Fear of the Barrani made sense to Kaylin. Outside of the Law, they could kill most mortals on a whim. Barrani against Leontine was not as sure a thing.

“I don’t know,” she finally said. “There wasn’t a lot of difference for us between Shadows and Barrani when I was a kid. And if I’m being honest, most mortals of my acquaintance I tried real hard to avoid as well. You don’t understand what it’s like. If I met me from back then—”

“Yes?”

“I wouldn’t have given me a chance if I didn’t want my throat slit.”

Bellusdeo exhaled and moved to stand beside Kaylin. Moran’s glare did not—had never, apparently—included the gold Dragon. “It’s so hard to have productive discussions with you,” she said, but fondly. “Most men—most Barrani, most Dragons—when forced into the space you are standing in now might deflect. They might, if pressed in an unavoidable way, justify. They might give excuses—ah, pardon, I believe they would call them explanations.”

Kaylin shrugged. “Look, I’m not proud of what I once did.”

“No.”

“But I understand why I did it. If I were there now, if I lost everything now, I’d make different choices. But I didn’t even see the possibilities, then. I saw death. When all you see is death, or probable death, you don’t trust much.”

“And the tabard?”

“I doubt I’d’ve trusted it, either.”

“Even before you lived in Barren?”

“Even then. I believed that paradise existed across the Ablayne. But none of that paradise came into the fiefs, and the Hawks? They didn’t, either. Can we drop this?”

“Yes. But I expect you to accept Teela’s leave of absence.” She hesitated.

Kaylin stared at her.

“Or her resignation, if it comes to that.”

6 (#u412a86a6-362f-5e32-9665-9add25d2c1bc)

“Kaylin,” Helen repeated, in her most patient tone, “I cannot answer that question.”

“You can.”

“I cannot ethically answer that question.”

“Yes, you can.”

“Teela is a guest. Teela is not present. If she wishes to share that information with you, she will.”

“She won’t!”

“Then perhaps there is a reason for that.”

“Yes—she thinks I can’t do anything. She still thinks I’m helpless—”

“She does not think of you as helpless. She has told you so. It is hard for her to make that adjustment, but given your age when she first met you, you must be able to understand that.”

“She treats me as if—”

“You are mortal. You are not Barrani. You are not a Dragon. You do not, objectively, have her power. Even were she not trained to the arcane, even were she entirely without magic or magical weapons, you would stand very little chance against her. Her enemies, at the moment, are not mortal.” Helen frowned. “Or perhaps some of them are; I find the politics of your cities confusing at times.”

“Welcome to my life.” Kaylin looked down at her hands.
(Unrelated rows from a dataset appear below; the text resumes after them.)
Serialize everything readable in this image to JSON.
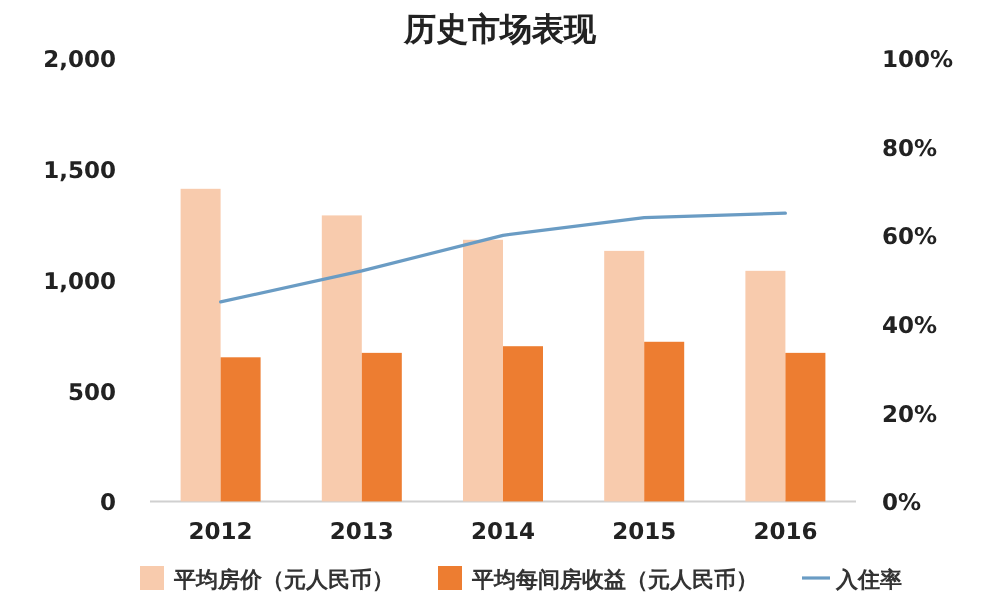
{
  "chart_data": {
    "type": "bar",
    "title": "历史市场表现",
    "categories": [
      "2012",
      "2013",
      "2014",
      "2015",
      "2016"
    ],
    "series": [
      {
        "name": "平均房价（元人民币）",
        "color": "#f8cbad",
        "values": [
          1410,
          1290,
          1180,
          1130,
          1040
        ]
      },
      {
        "name": "平均每间房收益（元人民币）",
        "color": "#ed7d31",
        "values": [
          650,
          670,
          700,
          720,
          670
        ]
      },
      {
        "name": "入住率",
        "type": "line",
        "axis": "y2",
        "color": "#6a9cc4",
        "values": [
          45,
          52,
          60,
          64,
          65
        ]
      }
    ],
    "ylim": [
      0,
      2000
    ],
    "yticks": [
      {
        "value": 0,
        "label": "0"
      },
      {
        "value": 500,
        "label": "500"
      },
      {
        "value": 1000,
        "label": "1,000"
      },
      {
        "value": 1500,
        "label": "1,500"
      },
      {
        "value": 2000,
        "label": "2,000"
      }
    ],
    "y2lim": [
      0,
      100
    ],
    "y2ticks": [
      {
        "value": 0,
        "label": "0%"
      },
      {
        "value": 20,
        "label": "20%"
      },
      {
        "value": 40,
        "label": "40%"
      },
      {
        "value": 60,
        "label": "60%"
      },
      {
        "value": 80,
        "label": "80%"
      },
      {
        "value": 100,
        "label": "100%"
      }
    ],
    "legend": "bottom"
  }
}
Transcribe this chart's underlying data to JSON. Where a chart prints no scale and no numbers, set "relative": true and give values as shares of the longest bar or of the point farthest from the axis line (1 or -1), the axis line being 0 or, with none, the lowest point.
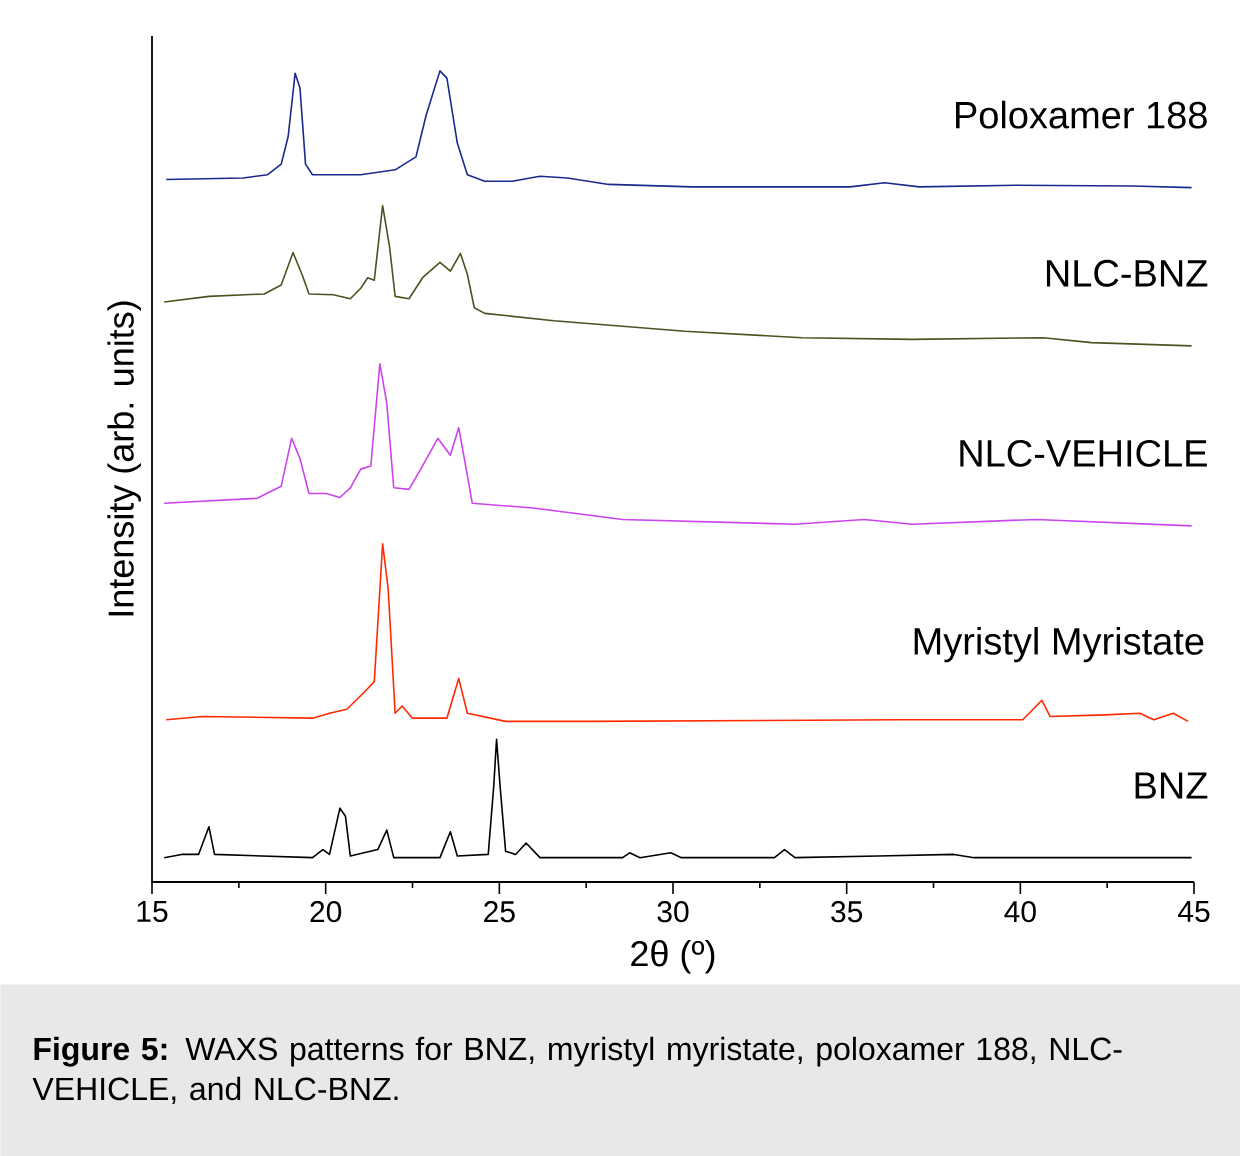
{
  "chart_data": {
    "type": "line",
    "relative": true,
    "xlabel": "2θ  (º)",
    "ylabel": "Intensity (arb. units)",
    "xlim": [
      15,
      45
    ],
    "xticks": [
      15,
      20,
      25,
      30,
      35,
      40,
      45
    ],
    "annotations": [
      "**Figure 5:** WAXS patterns for BNZ, myristyl myristate, poloxamer 188, NLC-VEHICLE, and NLC-BNZ."
    ],
    "series": [
      {
        "name": "Poloxamer 188",
        "color": "#1a2a8c",
        "x": [
          15.41,
          17.63,
          18.33,
          18.72,
          18.92,
          19.12,
          19.26,
          19.42,
          19.62,
          21.01,
          22.0,
          22.6,
          22.89,
          23.29,
          23.49,
          23.79,
          24.08,
          24.58,
          25.37,
          26.17,
          26.96,
          28.15,
          30.54,
          35.1,
          36.09,
          37.09,
          39.87,
          43.24,
          44.93
        ],
        "values": [
          0.866,
          0.868,
          0.872,
          0.885,
          0.919,
          0.997,
          0.979,
          0.885,
          0.872,
          0.872,
          0.878,
          0.894,
          0.945,
          1.0,
          0.991,
          0.911,
          0.872,
          0.864,
          0.864,
          0.87,
          0.868,
          0.86,
          0.857,
          0.857,
          0.862,
          0.857,
          0.859,
          0.858,
          0.856
        ]
      },
      {
        "name": "NLC-BNZ",
        "color": "#4b5320",
        "x": [
          15.35,
          16.64,
          18.23,
          18.72,
          19.06,
          19.32,
          19.52,
          20.22,
          20.71,
          21.01,
          21.21,
          21.4,
          21.64,
          21.84,
          22.0,
          22.4,
          22.79,
          23.29,
          23.59,
          23.88,
          24.08,
          24.28,
          24.58,
          26.57,
          30.34,
          33.71,
          36.89,
          40.66,
          42.05,
          44.93
        ],
        "values": [
          0.715,
          0.722,
          0.725,
          0.736,
          0.776,
          0.749,
          0.725,
          0.724,
          0.719,
          0.732,
          0.745,
          0.742,
          0.834,
          0.783,
          0.722,
          0.719,
          0.745,
          0.764,
          0.753,
          0.775,
          0.749,
          0.708,
          0.701,
          0.692,
          0.679,
          0.671,
          0.669,
          0.671,
          0.665,
          0.661
        ]
      },
      {
        "name": "NLC-VEHICLE",
        "color": "#cc44ee",
        "x": [
          15.35,
          18.03,
          18.72,
          19.02,
          19.26,
          19.52,
          20.01,
          20.41,
          20.71,
          21.01,
          21.3,
          21.56,
          21.76,
          21.96,
          22.4,
          22.79,
          23.23,
          23.59,
          23.83,
          24.03,
          24.22,
          25.97,
          28.55,
          33.51,
          35.5,
          36.89,
          40.46,
          44.93
        ],
        "values": [
          0.467,
          0.473,
          0.488,
          0.547,
          0.522,
          0.479,
          0.479,
          0.474,
          0.486,
          0.509,
          0.513,
          0.639,
          0.59,
          0.486,
          0.484,
          0.513,
          0.547,
          0.526,
          0.56,
          0.513,
          0.467,
          0.461,
          0.447,
          0.441,
          0.447,
          0.441,
          0.447,
          0.439
        ]
      },
      {
        "name": "Myristyl Myristate",
        "color": "#ff2a00",
        "x": [
          15.41,
          16.44,
          19.62,
          20.11,
          20.61,
          21.11,
          21.4,
          21.64,
          21.8,
          22.0,
          22.2,
          22.5,
          23.49,
          23.83,
          24.08,
          25.18,
          27.56,
          36.5,
          40.07,
          40.62,
          40.86,
          42.45,
          43.44,
          43.84,
          44.4,
          44.83
        ],
        "values": [
          0.2,
          0.204,
          0.202,
          0.208,
          0.213,
          0.234,
          0.247,
          0.417,
          0.361,
          0.208,
          0.217,
          0.202,
          0.202,
          0.251,
          0.208,
          0.198,
          0.198,
          0.2,
          0.2,
          0.224,
          0.204,
          0.206,
          0.208,
          0.2,
          0.208,
          0.198
        ]
      },
      {
        "name": "BNZ",
        "color": "#000000",
        "x": [
          15.35,
          15.85,
          16.34,
          16.64,
          16.8,
          19.62,
          19.92,
          20.11,
          20.41,
          20.57,
          20.71,
          21.5,
          21.76,
          21.96,
          23.29,
          23.59,
          23.79,
          24.68,
          24.84,
          24.92,
          25.02,
          25.18,
          25.47,
          25.77,
          26.17,
          28.55,
          28.75,
          29.05,
          29.94,
          30.24,
          32.92,
          33.21,
          33.51,
          35.9,
          38.09,
          38.67,
          44.93
        ],
        "values": [
          0.03,
          0.034,
          0.034,
          0.068,
          0.034,
          0.03,
          0.04,
          0.034,
          0.091,
          0.081,
          0.032,
          0.04,
          0.064,
          0.03,
          0.03,
          0.062,
          0.032,
          0.034,
          0.119,
          0.176,
          0.119,
          0.038,
          0.034,
          0.048,
          0.03,
          0.03,
          0.036,
          0.03,
          0.036,
          0.03,
          0.03,
          0.04,
          0.03,
          0.032,
          0.034,
          0.03,
          0.03
        ]
      }
    ]
  }
}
They were fists. “Bellusdeo thinks Teela might resign.” Kaylin spoke the last word as if it were suicide. Or worse, somehow.

“And Bellusdeo is speaking as a former ruler and an observer of Barrani, admittedly in a more martial context. She is not speaking with any certainty.”

“No, she can’t. But you could.”

“No, Kaylin, I can’t. Were I an entirely different building,” she added, “you could force that information from me, and I would have no choice but to give it to you.”

“...That’s unfair.”

“Yes, dear. But it is also fact. Teela is your friend.”

“And you’re my home!”

“Yes. But I do not think friendship is best served by using that home as a spy.”